Using concat() to find problems
You may knock MySQL for having inadequate collation support, but it has outstanding support for querying data in various ways. For one thing, “collate” can be supplied to various parts of a query. I like to use concat for these cases for reasons which will become clear later, but here’s a query that works well to find all the collisions in our sample table:
select count(1) as cnt, group_concat(id), concat(singlechar collate utf8mb4_unicode_ci) as unk from utf8_test group by unk having cnt > 1;
Notice that inside the concat() we are adding collate utf8mb4_unicode_520_ci. This seeks to emulate what MySQL is doing when trying to alter table (supplying a new table collation), but giving us all the information ahead of time.

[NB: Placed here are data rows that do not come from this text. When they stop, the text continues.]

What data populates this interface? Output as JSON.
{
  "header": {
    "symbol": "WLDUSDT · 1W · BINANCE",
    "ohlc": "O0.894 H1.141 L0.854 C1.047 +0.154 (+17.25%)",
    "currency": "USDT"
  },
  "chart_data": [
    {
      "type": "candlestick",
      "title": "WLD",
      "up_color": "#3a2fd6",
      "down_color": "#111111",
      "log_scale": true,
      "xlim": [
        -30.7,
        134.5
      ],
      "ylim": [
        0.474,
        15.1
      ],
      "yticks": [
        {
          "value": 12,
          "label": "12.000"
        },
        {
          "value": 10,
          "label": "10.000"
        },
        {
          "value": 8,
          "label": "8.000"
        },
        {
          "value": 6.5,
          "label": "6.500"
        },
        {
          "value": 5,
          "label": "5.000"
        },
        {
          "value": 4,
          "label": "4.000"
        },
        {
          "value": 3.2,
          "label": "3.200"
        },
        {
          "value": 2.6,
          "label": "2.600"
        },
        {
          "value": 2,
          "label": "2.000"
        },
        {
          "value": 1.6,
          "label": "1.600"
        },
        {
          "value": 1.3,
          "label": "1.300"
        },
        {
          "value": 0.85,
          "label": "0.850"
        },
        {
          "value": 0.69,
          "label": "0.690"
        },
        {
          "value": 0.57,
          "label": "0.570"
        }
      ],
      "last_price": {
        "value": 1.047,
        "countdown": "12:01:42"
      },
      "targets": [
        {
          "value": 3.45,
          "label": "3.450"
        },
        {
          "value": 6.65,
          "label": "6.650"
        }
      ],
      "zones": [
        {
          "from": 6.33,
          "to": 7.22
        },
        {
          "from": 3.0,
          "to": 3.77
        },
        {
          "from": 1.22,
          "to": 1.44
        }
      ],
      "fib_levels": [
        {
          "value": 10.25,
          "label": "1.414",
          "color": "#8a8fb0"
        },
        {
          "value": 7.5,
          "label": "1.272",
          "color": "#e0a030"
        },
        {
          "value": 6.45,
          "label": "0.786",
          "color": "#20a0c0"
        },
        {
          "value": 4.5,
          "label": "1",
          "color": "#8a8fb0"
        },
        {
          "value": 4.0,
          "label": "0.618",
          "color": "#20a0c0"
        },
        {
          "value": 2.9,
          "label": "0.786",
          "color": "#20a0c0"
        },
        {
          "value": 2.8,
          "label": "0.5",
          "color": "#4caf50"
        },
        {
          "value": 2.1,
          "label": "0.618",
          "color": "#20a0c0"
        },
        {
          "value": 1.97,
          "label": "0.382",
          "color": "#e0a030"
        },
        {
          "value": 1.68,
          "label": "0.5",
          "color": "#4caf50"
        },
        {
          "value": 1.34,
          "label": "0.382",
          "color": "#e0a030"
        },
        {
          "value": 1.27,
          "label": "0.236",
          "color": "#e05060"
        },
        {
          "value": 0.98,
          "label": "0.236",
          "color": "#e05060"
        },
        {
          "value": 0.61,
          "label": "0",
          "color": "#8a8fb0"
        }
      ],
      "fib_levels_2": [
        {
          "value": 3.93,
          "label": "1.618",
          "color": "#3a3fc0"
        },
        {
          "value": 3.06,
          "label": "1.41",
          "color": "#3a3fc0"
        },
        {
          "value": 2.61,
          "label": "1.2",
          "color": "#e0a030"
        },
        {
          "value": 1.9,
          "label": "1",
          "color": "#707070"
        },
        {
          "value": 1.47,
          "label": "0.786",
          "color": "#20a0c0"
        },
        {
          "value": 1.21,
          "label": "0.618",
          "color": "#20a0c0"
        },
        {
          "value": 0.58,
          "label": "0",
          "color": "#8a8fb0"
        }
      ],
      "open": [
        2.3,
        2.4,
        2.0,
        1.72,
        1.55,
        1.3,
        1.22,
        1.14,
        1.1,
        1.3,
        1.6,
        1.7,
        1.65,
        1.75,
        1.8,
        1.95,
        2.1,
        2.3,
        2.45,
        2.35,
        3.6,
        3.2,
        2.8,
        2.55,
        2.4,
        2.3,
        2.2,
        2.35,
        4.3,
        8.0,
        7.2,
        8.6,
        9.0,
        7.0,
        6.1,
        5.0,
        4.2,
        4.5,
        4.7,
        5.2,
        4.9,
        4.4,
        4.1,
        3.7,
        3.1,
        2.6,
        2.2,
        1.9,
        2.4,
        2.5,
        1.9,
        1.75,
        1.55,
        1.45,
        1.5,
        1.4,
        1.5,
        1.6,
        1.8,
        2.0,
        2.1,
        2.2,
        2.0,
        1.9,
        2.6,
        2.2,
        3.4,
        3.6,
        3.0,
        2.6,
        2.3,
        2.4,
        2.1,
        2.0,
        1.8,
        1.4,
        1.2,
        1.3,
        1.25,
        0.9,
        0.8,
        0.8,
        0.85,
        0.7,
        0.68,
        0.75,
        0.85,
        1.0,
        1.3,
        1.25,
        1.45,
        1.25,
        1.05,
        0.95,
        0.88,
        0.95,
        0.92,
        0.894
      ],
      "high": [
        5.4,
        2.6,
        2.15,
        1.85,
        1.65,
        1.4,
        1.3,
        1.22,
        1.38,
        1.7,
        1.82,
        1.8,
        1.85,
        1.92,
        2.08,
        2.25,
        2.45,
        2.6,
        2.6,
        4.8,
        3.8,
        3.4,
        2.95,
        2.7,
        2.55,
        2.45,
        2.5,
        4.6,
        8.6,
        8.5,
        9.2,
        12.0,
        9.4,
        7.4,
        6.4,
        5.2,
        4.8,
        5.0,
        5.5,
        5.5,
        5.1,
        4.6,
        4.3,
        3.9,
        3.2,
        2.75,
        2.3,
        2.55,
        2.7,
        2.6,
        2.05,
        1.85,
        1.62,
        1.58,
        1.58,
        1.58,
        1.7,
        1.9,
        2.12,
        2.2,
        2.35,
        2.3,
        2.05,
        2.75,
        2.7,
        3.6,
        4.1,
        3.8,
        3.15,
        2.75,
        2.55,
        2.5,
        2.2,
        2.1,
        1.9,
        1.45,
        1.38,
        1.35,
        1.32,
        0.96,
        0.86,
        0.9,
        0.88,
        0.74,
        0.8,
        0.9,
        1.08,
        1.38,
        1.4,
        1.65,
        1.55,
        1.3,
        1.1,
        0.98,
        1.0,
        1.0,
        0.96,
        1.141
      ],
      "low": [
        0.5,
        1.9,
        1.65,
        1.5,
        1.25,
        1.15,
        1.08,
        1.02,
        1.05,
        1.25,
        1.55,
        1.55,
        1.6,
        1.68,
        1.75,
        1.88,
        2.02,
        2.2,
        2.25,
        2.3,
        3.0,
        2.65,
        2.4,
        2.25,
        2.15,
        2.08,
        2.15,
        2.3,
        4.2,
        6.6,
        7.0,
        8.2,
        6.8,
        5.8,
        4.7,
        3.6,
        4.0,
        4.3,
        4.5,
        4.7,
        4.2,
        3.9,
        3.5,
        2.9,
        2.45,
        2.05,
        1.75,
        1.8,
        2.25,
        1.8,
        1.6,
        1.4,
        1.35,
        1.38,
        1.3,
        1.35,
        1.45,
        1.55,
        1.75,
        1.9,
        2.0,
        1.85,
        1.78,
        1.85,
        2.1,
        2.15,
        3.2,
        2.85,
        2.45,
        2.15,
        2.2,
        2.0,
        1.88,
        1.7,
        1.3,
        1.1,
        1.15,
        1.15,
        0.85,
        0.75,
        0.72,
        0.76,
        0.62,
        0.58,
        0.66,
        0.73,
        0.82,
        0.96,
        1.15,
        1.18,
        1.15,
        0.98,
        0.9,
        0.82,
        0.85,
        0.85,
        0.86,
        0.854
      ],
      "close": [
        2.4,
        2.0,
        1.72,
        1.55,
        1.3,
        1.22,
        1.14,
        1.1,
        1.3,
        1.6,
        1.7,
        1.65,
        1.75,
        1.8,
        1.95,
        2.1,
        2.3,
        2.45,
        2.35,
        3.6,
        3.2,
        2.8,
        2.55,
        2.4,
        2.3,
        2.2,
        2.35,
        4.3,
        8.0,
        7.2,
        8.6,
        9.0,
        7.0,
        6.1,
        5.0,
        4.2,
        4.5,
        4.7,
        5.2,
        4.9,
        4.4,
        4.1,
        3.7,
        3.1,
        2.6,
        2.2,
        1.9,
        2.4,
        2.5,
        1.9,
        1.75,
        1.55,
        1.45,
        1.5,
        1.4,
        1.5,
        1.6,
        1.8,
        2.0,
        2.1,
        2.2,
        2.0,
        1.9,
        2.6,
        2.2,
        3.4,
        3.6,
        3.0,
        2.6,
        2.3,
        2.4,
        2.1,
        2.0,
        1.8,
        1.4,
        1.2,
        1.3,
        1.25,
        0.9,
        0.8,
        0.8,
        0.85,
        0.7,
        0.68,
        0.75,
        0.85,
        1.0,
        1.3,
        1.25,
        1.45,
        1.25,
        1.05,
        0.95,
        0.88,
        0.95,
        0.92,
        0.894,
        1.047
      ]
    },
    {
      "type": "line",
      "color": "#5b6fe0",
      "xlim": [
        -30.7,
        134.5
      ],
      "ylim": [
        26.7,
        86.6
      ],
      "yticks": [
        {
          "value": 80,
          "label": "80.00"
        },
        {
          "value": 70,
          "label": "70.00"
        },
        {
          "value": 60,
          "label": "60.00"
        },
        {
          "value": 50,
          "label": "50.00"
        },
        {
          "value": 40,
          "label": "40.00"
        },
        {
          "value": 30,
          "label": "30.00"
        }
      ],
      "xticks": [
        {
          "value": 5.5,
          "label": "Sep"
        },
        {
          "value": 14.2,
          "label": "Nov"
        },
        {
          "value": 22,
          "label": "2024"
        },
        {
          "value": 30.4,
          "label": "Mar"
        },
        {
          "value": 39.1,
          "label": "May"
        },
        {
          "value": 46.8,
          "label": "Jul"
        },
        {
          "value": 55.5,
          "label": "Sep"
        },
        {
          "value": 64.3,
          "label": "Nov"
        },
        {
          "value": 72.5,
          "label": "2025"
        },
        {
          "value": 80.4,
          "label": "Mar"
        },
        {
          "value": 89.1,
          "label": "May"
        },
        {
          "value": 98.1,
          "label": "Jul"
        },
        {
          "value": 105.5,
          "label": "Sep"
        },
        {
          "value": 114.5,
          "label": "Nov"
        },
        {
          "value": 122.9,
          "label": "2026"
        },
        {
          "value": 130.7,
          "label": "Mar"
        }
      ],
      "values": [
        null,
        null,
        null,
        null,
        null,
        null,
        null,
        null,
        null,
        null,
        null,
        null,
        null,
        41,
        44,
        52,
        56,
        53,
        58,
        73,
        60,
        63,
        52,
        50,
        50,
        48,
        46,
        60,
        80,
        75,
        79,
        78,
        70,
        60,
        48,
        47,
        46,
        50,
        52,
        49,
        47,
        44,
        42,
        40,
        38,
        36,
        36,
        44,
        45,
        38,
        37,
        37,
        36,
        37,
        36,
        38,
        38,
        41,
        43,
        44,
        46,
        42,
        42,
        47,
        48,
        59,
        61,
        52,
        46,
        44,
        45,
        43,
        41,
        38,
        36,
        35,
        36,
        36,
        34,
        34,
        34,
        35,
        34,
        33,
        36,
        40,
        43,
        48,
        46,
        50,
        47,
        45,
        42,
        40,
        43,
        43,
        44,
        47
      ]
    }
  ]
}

| cnt | group_concat(id) | unk |
| 2 | 642,8804 | ΄ |
| 2 | 1242,20448 | ΅ |
| 2 | 194,11764 | ; |
| 2 | 16145,29152 | · |
| 2 | 114105,33 | ︵ |
| 2 | 63,186608 | } |
| 2 | 4963,44554 | ʹ |
| 2 | 84,87616 | > |
| 4 | 120845,292,2759,38412 | ୦ |
| 4 | 2,21162,25295,47504 | 1 |
| 5 | 46179,81143,231,7766,36158 | ² |
| 4 | 66,2339,19777,26796 | 3 |
| 5 | 102802,158554,150,16224,21282 | ፬ |
| 3 | 35,14643,19433 | 5 |
| 3 | 107,377,9234 | 6 |
| 4 | 12,585,12643,28853 | ٧ |
| 3 | 60,12070,25619 | 8 |
| 3 | 17,70,27677 | ٩ |
| 3 | 32,4370,12498 | A |
Looking at one of these by itself:
mysql> select * from utf8_test where id in (102802,158554,150,16224,21282);
| id | singlechar |
| 150 | 4 |
| 16224 | ٤ |
| 21282 | ۴ |
| 102802 | ፬ |
| 158554 | ៤ |
5 rows in set (0.00 sec)
All of the above characters are resolving to the one with ID 102802.
In my current working environment, we decided to continue to use utf8mb4_general_ci collation, because we were unable to determine (in all cases) whether the duplicates in our data set were simply “character-case” related or whether we would actually experience data loss.
In the future, we expect to be able to “trust” the new collations in mysql 8 to be correct.
We went the extra mile to create a utility based on the following query. The utility finds possible unique key violations using queries like the one I used above.
information_schema is your friend:
case when group_concat(c.DATA_TYPE) like '%char%' then 1 else 0 end as contains_char
on tc.CONSTRAINT_SCHEMA = kc.CONSTRAINT_SCHEMA
and tc.CONSTRAINT_NAME = kc.CONSTRAINT_NAME
and tc.TABLE_NAME = kc.TABLE_NAME
on kc.CONSTRAINT_SCHEMA = c.TABLE_SCHEMA
and kc.TABLE_NAME = c.TABLE_NAME
and kc.COLUMN_NAME = c.COLUMN_NAME
tc.CONSTRAINT_SCHEMA = 'your_schema'
and tc.CONSTRAINT_TYPE = 'UNIQUE'
Using the query above and iterating through its results you can build similar SQL statements to the one we used in our test scenario above to discover duplicates, supplying the “collate” in “concat” functions to the char columns. concat() is a great fit, because it allows you to do the same query (
select count(1) as cnt, group_concat(id), concat(col1,'-',col2 collate <test collation>,'-'......) as unk from utf8_test group by unk having cnt > 1;
) for a unique constraint having varying numbers of columns. An additional query to information schema in the loop is required to find which column has the char type.
You can then use the group concatenated IDs in the results to choose “winners and losers”, find dependent rows and update them, delete the losing rows, etc.